When animals enter your life and join you as a companion for however many years we are lucky enough to have them on this Earth, one more than likely believes you’re saving the animal.  True, yes you are in many ways, especially if you are adopting/rescuing.  My experience with my dogs has led me to believe likewise, for they have truly rescued me in more ways than one.  Each and every one of them.

When my Bosco passed away in 2008, I thought I, myself, might also die from the heartache and grief  I was experiencing.  The house was just so quiet.  The energy was different, so very different.  It was just three months later we decided to start seeking out shelters and rescues to see what we could find.  Little did we know stepping foot onto the property of LaMancha Animal Rescue on a summer day in 2008 would change our lives forever.

A former horse farm, this rescue was so beautiful with stables and barns and pastures abound.  We were quickly led to the puppy area where I met Boris for the first time and knew we were meant to be.  But then we decided to go to the older dog area where dogs one year and older were waiting to find their forever home.

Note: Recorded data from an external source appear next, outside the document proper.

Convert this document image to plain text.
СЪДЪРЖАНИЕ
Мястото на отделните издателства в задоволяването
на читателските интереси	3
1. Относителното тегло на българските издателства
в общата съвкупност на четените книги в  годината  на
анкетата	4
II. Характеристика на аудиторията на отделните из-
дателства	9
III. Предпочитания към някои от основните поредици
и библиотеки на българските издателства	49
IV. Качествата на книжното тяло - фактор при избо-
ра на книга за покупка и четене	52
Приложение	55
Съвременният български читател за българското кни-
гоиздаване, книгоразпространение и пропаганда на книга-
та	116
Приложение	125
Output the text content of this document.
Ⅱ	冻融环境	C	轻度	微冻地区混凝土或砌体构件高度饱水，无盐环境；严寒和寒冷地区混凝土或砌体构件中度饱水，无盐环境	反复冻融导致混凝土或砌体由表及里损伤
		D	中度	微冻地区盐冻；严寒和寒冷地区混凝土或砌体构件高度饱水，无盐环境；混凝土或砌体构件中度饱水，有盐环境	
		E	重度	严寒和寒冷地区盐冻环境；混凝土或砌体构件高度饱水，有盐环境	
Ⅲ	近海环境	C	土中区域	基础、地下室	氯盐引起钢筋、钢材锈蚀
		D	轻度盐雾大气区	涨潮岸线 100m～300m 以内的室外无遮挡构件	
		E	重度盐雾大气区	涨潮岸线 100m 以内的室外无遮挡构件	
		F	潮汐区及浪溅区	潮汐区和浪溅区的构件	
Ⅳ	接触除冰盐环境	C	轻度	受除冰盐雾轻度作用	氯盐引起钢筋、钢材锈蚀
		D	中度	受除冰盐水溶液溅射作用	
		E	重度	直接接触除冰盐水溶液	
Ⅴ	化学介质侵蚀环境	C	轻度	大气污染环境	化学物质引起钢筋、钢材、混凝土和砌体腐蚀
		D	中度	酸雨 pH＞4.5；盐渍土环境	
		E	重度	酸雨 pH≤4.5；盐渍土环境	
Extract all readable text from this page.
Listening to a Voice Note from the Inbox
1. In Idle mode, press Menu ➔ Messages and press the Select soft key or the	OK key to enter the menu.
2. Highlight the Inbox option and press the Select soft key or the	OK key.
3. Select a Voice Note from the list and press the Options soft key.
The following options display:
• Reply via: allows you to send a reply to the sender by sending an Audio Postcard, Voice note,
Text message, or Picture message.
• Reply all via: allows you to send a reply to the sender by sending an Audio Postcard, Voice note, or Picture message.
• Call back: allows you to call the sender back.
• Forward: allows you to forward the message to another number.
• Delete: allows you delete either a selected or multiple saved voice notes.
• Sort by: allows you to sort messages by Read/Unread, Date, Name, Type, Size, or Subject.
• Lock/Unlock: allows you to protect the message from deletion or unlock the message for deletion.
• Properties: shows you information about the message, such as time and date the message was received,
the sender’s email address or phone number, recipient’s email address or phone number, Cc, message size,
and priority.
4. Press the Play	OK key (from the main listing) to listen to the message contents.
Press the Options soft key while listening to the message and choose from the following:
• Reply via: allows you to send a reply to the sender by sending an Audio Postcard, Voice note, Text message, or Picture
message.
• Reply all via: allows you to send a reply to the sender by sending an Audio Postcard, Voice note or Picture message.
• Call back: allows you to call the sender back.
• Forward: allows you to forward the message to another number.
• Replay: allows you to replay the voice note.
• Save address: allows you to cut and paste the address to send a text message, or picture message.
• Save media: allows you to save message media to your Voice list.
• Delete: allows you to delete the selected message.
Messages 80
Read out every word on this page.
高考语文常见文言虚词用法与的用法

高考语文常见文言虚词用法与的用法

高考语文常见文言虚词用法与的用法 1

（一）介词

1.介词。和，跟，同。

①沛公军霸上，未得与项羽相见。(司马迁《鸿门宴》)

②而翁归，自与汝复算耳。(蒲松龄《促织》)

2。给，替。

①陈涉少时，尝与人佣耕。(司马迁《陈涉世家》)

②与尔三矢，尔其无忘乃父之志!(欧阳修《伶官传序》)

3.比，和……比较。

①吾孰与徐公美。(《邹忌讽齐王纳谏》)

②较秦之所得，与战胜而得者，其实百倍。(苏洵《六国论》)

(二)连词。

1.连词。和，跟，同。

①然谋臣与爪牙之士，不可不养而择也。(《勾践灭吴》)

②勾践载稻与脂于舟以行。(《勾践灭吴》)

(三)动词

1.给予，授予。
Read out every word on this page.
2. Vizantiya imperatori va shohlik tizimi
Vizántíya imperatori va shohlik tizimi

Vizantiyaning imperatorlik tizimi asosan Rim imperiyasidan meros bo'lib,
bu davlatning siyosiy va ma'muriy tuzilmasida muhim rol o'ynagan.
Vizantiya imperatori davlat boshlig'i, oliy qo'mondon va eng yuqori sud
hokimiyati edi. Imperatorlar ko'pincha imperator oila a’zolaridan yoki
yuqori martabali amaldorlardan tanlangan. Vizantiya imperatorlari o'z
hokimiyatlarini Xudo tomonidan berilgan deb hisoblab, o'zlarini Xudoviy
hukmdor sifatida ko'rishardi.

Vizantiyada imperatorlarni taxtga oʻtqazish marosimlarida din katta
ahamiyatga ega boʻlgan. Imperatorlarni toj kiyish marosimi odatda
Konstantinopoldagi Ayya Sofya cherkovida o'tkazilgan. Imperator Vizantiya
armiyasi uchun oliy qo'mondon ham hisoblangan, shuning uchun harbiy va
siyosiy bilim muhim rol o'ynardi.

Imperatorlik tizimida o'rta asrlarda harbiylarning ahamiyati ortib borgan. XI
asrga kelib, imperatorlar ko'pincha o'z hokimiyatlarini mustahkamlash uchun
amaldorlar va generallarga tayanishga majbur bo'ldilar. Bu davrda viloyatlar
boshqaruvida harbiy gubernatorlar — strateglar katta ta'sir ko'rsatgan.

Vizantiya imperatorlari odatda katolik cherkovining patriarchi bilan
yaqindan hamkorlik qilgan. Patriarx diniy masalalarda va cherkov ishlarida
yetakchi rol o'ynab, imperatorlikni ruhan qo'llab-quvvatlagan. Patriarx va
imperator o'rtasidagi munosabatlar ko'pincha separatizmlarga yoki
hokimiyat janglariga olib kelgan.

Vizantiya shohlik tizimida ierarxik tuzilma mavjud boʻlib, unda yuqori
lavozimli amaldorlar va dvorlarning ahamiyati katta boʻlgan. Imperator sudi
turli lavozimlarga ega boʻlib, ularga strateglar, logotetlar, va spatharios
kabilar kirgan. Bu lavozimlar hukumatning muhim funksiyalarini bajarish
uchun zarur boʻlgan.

We came upon a stall that was empty but the name card read ‘Socks’ (Milo).  And the breed mix was a hound/great dane mix.  Then he came prancing in.  With a red coat and white underbelly, this very thin dog just did not seem to be enjoying his stay.  We were definitely interested in spending some time with ‘Socks’ and learned in order for us to adopt both dogs, we had to walk them together in the fenced enclosure to make sure they got along.   And they sure did.

With the paperwork filled out and no, and I mean NO dog or puppy supplies, we loaded them into our car for a new life of adventures and memories.

And that is how we all met.

Milo came to be Milo and not Socks all because we wanted to name him Baxter.  We had a Bosco who passed, a cat name Bug, the puppy was named Boris and therefore we wanted to continue with the alliteration of names.  It wasn’t until I started reading Milo’s vet records that I realized he had been adopted out and returned and that the patient’s name on the records I was reading was Milo…not Socks.

We put it to a test.  Todd was slated with called him Baxter to see how he would respond and I was slated with calling him Milo.  He was not responding to Baxter yet as soon as I called out Milo, he turned his head so quickly you could have felt the breeze.

Milo it was, Milo it is, Milo it will forever be.